Academic Workers at Rutgers University in New Jersey Are Poised to Strike
Unions representing grad workers, postdocs, and faculty at Rutgers University have been without a contract for almost nine months; earlier in March, they voted by 94% to authorize a strike. We talked to two workers about their contract fight.

A Rutgers AAUP-AFT demonstration. (Rutgers AAUP-AFT / Facebook)

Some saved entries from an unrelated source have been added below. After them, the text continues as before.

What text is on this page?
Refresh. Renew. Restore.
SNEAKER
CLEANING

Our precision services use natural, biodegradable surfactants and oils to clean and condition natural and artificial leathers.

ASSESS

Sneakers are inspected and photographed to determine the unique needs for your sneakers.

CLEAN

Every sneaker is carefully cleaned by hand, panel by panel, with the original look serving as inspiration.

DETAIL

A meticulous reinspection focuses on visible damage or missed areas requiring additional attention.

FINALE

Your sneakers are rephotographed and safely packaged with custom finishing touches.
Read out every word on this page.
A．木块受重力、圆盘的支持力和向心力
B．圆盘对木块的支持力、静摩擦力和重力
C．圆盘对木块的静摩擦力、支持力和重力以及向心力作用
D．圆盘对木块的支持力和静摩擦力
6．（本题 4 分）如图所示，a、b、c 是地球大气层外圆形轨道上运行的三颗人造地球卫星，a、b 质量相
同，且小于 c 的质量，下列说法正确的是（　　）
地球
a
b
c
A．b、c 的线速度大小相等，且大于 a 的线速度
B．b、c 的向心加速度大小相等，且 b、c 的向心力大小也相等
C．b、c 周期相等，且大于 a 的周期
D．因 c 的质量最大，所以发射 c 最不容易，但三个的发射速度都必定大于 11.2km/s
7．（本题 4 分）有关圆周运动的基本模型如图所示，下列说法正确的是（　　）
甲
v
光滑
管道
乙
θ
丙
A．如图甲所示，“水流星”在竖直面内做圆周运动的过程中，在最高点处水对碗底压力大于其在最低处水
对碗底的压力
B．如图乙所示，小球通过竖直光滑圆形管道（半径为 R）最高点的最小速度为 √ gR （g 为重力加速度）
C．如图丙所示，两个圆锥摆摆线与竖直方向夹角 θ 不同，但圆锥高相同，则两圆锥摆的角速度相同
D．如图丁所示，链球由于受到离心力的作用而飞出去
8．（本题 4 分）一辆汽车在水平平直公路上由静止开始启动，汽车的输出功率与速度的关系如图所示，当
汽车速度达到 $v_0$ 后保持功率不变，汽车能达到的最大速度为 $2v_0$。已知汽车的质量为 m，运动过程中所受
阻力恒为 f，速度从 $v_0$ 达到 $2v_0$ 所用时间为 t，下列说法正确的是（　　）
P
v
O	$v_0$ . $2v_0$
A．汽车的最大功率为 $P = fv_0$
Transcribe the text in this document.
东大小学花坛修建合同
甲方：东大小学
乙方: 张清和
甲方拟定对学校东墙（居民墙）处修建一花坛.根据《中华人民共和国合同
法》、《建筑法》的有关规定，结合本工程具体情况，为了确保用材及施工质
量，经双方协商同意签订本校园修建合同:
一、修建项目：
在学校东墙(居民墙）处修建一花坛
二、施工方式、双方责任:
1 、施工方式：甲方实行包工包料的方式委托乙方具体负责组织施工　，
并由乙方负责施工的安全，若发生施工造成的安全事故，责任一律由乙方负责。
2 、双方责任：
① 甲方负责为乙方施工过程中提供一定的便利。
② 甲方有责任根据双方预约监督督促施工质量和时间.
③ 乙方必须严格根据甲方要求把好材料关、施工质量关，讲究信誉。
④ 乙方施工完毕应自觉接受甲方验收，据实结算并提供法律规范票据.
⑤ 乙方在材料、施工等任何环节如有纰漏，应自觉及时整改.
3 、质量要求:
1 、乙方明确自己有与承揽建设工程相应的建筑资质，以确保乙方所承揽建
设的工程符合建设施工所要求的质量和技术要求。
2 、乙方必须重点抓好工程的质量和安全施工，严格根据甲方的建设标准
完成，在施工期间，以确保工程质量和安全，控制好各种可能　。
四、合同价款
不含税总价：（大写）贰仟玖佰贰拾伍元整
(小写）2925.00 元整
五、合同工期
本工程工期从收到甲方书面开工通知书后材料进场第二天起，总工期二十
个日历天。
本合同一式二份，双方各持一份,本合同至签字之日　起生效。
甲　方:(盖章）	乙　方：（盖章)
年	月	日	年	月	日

At Rutgers University in New Jersey, graduate student workers, postdocs, and faculty have been working without a contract since June 30 of last year. Workers say that the university is refusing to budge on their unions’ core demands, which include living wages, greater job security for adjuncts, and better health care coverage for adjuncts and certain categories of grad workers. On March 10, Rutgers American Association of University Professors–American Federation of Teachers (AAUP-AFT), representing grad workers, postdoctoral fellows, full-time faculty, and Educational Opportunity Fund counselors, and the Part-Time Lecturer Faculty Chapter (PTLFC) AAUP-AFT, representing adjuncts, announced that their members had voted overwhelmingly to authorize a strike, with 80 percent of members turning out to vote, and 94 percent of them voting in favor. Jacobin’s Sara Wexler spoke to worker-organizers from each union about their contract demands and why they say workers are ready to go on strike.
Sara Wexler
Can you tell me what led to this strike vote?
Bryan Sacks
My unit is the adjuncts’ union at Rutgers, the PTLFC. What led to the vote was a fairly long campaign that we undertook going back at least a couple of years. To be fair, we didn’t know it would lead to a strike authorization vote — but it did because of, broadly speaking, management’s intransigence, its delay tactics, and its unwillingness to seriously consider the core demands that we’re making as we negotiate a contract.